We started in Vienna and the city welcomed us like family. Every street was festooned in brilliance. Huge orbs of sparkling red lights and giant chandeliers of dazzling white lights dangled over us as we sauntered along traffic-free streets. Carolers raised their voices above the murmuring crowds, and cathedrals opened their doors, inviting passersby inside to view their ornate interiors.
Almost on cue, a light snow fell and we became immersed in this magical time.
The markets consisted of small booths lined up in neat rows and filled with vendors and their Christmas goodies. Cookies. Pies. Nutcrackers. Candles. Ornaments. Toys. Bratwursts. Hot spiced wine. Jewelry. Rocking horses. Pretzels. Each display inviting. Each merchant smiling. Each prospective buyer determined to find the perfect gift, or simply to share the joy.

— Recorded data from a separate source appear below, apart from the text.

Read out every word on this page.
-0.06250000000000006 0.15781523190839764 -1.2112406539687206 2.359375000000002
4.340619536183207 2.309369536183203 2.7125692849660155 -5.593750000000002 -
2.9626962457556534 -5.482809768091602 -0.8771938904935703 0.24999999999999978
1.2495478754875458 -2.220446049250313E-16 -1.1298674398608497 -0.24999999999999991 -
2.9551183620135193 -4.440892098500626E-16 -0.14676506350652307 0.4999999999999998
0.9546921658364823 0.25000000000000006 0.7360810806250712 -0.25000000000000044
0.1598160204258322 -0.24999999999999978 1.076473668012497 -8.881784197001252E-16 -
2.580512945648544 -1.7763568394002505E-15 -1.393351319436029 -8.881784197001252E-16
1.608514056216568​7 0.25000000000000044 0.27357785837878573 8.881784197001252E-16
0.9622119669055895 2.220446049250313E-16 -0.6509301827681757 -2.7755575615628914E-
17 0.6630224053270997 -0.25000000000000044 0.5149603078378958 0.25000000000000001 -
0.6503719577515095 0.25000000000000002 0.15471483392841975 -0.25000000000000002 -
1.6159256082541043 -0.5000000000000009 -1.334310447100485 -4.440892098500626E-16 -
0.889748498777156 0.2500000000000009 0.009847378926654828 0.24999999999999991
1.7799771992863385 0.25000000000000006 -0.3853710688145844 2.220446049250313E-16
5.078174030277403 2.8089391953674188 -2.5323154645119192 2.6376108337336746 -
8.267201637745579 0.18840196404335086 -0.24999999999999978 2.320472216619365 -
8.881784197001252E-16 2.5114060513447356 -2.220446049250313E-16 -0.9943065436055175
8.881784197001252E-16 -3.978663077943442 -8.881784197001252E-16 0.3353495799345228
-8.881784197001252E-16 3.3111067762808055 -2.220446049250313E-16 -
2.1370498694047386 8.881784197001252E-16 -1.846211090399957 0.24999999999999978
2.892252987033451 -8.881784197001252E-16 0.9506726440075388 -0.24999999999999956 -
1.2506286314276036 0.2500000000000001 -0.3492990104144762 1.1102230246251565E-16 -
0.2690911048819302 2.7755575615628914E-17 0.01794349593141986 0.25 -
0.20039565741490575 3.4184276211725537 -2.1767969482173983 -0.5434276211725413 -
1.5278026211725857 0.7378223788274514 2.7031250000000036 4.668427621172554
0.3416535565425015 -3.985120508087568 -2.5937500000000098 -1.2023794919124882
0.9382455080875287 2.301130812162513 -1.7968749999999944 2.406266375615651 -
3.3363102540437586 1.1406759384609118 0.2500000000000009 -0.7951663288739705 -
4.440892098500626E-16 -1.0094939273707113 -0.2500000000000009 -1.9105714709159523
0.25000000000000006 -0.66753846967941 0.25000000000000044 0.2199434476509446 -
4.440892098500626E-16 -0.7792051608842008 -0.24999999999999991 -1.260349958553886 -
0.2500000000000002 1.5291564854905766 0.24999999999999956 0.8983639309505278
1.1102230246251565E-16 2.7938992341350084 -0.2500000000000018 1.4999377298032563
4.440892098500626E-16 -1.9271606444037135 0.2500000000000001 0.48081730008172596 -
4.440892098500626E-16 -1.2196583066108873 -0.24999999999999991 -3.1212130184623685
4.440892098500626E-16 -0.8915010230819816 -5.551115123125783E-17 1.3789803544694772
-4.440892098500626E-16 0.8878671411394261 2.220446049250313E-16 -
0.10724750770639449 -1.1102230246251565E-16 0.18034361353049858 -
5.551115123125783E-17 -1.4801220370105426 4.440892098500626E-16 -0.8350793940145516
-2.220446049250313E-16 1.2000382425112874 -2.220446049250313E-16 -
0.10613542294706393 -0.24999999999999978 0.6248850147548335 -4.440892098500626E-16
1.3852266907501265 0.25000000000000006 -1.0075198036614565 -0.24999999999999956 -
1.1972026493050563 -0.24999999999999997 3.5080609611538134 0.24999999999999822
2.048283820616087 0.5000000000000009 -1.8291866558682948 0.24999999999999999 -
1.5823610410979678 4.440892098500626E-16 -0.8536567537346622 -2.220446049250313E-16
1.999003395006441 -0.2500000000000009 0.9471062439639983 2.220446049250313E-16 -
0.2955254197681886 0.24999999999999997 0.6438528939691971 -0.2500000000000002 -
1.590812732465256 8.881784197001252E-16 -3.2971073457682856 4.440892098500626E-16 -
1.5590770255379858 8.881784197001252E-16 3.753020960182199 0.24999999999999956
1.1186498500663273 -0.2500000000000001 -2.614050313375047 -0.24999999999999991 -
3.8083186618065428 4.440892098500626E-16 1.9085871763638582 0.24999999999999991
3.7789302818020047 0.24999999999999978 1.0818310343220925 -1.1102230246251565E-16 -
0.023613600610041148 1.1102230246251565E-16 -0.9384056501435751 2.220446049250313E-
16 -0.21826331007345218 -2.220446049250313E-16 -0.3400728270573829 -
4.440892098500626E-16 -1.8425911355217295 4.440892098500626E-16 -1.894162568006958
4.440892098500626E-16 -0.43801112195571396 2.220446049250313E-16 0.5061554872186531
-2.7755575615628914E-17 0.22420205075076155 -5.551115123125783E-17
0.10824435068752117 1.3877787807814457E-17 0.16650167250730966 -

We allowed ourselves to become absorbed and partook in mighty fashion – bratwurst in one hand, mulled wine or hot spiked cocoa in the other, camera always at the ready. We looked at everything and bought a few things. We smiled and laughed and conversed with total strangers and wished them sincere greetings of the season.
Short bus rides then took us to Salzburg and Munich, where the scene repeated itself only with slight differences. Father Christmas, a European version of Santa, showed up in Munich to stroll through the gatherings and wish everyone good tidings. Old-fashioned sleighs commanded by costumed drivers and pulled by bell-adorned horses paraded through the streets of Salzburg.
A giant Christmas tree composed of thousands of glass crystals was set up in the Zurich train station; an oompah band huffed and puffed its way through familiar carols at a hotel in Innsbruck. Fabric angels pointed the way to a small marketplace offering homemade wares on the main street in Oberammergau.
Later, the bus chugged us across white flatlands between snow-capped mountains en route to Neuschwanstein. The storybook castle, located on a mountainside, was built by the Bavarian emperor Ludwig II, also known as Mad Ludwig. Although not embellished with as many decorations as those in the cities, it was a perfect Christmas setting – snow, towering mountains, a castle, hot chocolate and horse-drawn carriages taking bundled visitors up and back.
We spent the last two days in Lucerne, where Christmas lights draped across an ancient covered bridge illuminated the way to the crowded markets. Next to the booths, a huge Christmas tree kept silent, colorful watch over a hand-crafted Nativity scene.
Our trip came to an end way too soon, and we headed back home. Not much had changed during our absence. The signs and commercials still screamed “Buy! Buy! Buy!” The malls were still blaring rock ‘n’ roll renditions of Silent Night. The cacti were still adorned with Santa hats, plastic ornaments and red and green lights. But we were refreshed. For a short time, we had rediscovered our Christmas spirit.